29 Marzo 2024
La Corte di Cassazione, con l’Ordinanza n. 5854 del 5 marzo 2024 si è pronunciata in merito alle conseguenze, sul piano risarcitorio, della domanda di risoluzione per inadempimento di un contratto preliminare di compravendita immobiliare.
I giudici di legittimità – dopo aver qualificato l’azione promossa quale domanda di risoluzione del contratto per inadempimento – hanno riconosciuto il diritto del promissario acquirente al risarcimento dei danni, con esclusione della restituzione del doppio della caparra confirmatoria, in ragione dell’alternatività tra i due rimedi.
Il caso e la decisione di merito
Una società, promittente venditrice di un’unità immobiliare, veniva citata in giudizio dalla promissaria acquirente lamentando diversi inadempimenti contrattuali, a fronte dei quali, la parte attrice chiedeva la condanna della convenuta alla restituzione degli importi già versati a titolo di anticipi, al risarcimento del danno per i maggiori interessi corrisposti ad un istituto di credito sul contratto di finanziamento e al pagamento del doppio della caparra confirmatoria versata.
All’esito dei giudizi di merito, la Corte di Appello dichiarava la risoluzione del contratto preliminare per inadempimento della promittente alienante e la condannava a restituire l’anticipo sul prezzo di compravendita dell’immobile, i maggiori interessi pagati sul contratto di finanziamento ed il doppio della caparra confirmatoria versata all’atto di stipula del preliminare.
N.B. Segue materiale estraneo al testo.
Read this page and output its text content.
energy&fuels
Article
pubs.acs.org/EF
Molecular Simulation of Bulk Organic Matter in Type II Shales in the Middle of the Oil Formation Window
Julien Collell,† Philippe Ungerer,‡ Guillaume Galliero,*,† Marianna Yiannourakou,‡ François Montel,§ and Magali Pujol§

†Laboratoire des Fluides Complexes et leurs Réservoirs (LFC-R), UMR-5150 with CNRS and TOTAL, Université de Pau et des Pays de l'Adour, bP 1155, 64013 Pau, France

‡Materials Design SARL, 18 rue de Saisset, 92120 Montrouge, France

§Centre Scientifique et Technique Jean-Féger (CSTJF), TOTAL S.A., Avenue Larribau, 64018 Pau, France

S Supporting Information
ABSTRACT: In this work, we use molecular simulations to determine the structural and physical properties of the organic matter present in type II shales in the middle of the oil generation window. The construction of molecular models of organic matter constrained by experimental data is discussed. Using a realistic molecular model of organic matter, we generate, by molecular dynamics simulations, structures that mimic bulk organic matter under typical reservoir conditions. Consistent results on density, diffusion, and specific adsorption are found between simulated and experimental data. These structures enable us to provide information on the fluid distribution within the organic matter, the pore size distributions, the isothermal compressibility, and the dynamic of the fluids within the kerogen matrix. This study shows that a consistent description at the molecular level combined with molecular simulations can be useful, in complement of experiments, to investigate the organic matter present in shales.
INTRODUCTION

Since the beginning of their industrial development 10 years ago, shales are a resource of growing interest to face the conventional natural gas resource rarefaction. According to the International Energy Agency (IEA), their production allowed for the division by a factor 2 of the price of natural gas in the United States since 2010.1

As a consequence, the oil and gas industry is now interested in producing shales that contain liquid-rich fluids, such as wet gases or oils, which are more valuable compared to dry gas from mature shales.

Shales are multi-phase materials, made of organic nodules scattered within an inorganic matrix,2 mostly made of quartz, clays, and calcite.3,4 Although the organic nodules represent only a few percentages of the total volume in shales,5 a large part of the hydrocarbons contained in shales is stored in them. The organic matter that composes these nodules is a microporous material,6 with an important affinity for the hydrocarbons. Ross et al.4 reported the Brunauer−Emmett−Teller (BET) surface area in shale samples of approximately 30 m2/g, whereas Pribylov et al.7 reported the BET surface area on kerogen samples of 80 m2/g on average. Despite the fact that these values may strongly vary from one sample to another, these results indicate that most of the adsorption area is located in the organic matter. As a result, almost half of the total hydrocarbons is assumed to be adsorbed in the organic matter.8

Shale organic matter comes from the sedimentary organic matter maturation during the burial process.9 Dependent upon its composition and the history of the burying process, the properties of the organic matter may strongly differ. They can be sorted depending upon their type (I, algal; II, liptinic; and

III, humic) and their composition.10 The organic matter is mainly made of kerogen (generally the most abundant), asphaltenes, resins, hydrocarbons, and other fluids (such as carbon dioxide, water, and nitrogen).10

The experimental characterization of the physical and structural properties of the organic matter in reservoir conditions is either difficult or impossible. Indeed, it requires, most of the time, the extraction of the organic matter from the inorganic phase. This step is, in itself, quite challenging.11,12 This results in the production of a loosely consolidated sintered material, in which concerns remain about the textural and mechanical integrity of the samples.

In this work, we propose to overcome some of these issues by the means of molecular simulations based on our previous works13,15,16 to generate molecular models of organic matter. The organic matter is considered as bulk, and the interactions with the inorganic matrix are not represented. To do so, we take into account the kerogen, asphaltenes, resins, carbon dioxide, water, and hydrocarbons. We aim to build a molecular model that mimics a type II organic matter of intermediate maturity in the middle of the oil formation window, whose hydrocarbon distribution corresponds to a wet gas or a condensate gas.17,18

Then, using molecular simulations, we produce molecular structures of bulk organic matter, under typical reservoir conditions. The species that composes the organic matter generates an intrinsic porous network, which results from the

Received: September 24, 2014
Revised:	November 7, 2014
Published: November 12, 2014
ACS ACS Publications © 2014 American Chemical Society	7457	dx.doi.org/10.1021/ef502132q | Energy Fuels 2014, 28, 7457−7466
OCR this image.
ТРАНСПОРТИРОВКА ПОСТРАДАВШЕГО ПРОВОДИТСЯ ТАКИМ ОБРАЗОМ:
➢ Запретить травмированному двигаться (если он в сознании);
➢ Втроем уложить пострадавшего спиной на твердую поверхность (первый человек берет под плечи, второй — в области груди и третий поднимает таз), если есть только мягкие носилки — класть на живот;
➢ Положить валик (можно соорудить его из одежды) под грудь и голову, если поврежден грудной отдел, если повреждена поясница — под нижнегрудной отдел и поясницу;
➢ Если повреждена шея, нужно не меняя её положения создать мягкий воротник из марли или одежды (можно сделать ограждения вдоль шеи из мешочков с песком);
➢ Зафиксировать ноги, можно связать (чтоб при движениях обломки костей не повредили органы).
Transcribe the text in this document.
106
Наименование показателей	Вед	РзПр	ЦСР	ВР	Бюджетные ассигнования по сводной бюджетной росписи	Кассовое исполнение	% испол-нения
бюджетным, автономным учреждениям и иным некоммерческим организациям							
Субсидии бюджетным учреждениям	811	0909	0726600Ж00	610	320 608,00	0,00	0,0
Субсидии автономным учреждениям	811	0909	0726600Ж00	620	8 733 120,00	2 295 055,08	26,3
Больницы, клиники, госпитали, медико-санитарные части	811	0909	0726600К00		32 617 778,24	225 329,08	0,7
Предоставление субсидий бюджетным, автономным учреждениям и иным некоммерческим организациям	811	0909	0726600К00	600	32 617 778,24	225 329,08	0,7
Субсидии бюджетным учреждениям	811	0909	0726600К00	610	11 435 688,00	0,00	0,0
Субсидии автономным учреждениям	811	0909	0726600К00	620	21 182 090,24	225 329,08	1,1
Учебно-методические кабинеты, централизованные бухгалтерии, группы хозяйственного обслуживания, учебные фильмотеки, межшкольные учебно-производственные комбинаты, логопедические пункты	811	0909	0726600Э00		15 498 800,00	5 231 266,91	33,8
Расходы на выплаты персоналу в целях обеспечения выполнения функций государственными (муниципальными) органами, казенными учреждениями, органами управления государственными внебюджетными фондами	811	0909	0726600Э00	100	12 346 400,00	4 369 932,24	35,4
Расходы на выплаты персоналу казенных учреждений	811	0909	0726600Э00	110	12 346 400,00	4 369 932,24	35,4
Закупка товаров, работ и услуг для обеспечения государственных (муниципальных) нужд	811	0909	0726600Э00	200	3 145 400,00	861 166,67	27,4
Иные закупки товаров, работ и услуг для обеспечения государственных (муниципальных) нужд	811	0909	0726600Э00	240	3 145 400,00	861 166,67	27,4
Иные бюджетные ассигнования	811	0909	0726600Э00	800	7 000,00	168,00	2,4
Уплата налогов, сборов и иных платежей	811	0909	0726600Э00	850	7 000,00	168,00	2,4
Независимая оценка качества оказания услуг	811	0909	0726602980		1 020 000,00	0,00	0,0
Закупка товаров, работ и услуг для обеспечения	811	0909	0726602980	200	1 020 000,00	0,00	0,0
Il giudizio della Cassazione
La promittente venditrice, soccombente in appello, presentava ricorso in Cassazione lamentando la violazione e/o falsa applicazione dell’art. 1385 c.c., per avere la Corte territoriale accolto la domanda di risoluzione del contratto preliminare e disposto, per l’effetto, la condanna al risarcimento dei danni, oltre al pagamento del doppio della caparra confirmatoria, trattandosi di due istituti alternativi e non cumulabili.
La Suprema Corte ha accolto il ricorso, sviluppando il proprio iter motivazionale a partire dalla qualificazione della domanda proposta in giudizio da parte dell’attore quale domanda di recesso ovvero di risoluzione per inadempimento del contratto.
La prima – a prescindere dalla sua qualifica formale – è ravvisabile ogni qualvolta sia manifesta la volontà di richiedere la condanna della controparte alla sola restituzione del doppio della caparra, quale unica ed esaustiva conseguenza risarcitoria dell’inadempimento, avvalendosi della sua funzione di liquidazione convenzionale del danno a favore della parte non inadempiente ex art. 1385 c.2 c.c..
Per converso, deve qualificarsi come domanda di risoluzione giudiziale ex art. 1453 c.c., la richiesta da parte dell’attore di risoluzione del contratto, oltre al pagamento del doppio della caparra ed al ristoro degli ulteriori danni. Il risarcimento del danno, in tal caso, è regolato dalle norme generali e, come tale, rimesso alla determinazione dell’autorità giudiziaria e subordinato alla dimostrazione dell’an e del quantum debeatur, restando esclusa la possibilità per la parte adempiente di pretendere anche il pagamento del doppio della caparra.
Nel caso di specie, la richiesta formulata dal promissario acquirente nei termini di domanda dichiarativa di risoluzione, con la pretesa di ricevere il doppio della caparra e il risarcimento dell’ulteriore danno, comporta la sua qualificazione alla stregua di domanda costituiva di risoluzione giudiziale., da cui consegue l’inibizione del riconoscimento del doppio della caparra.
Principio di diritto
A conclusione delle sopra riassunte argomentazioni la Suprema Corte ha affermato il seguente principio di diritto “A fronte della proposizione e dell’accoglimento della domanda di risoluzione del contratto per inadempimento della controparte, con il conseguente risarcimento dei danni, non può essere riconosciuta – in aggiunta – la restituzione del doppio della caparra confirmatoria, indipendentemente dalla prova del danno“.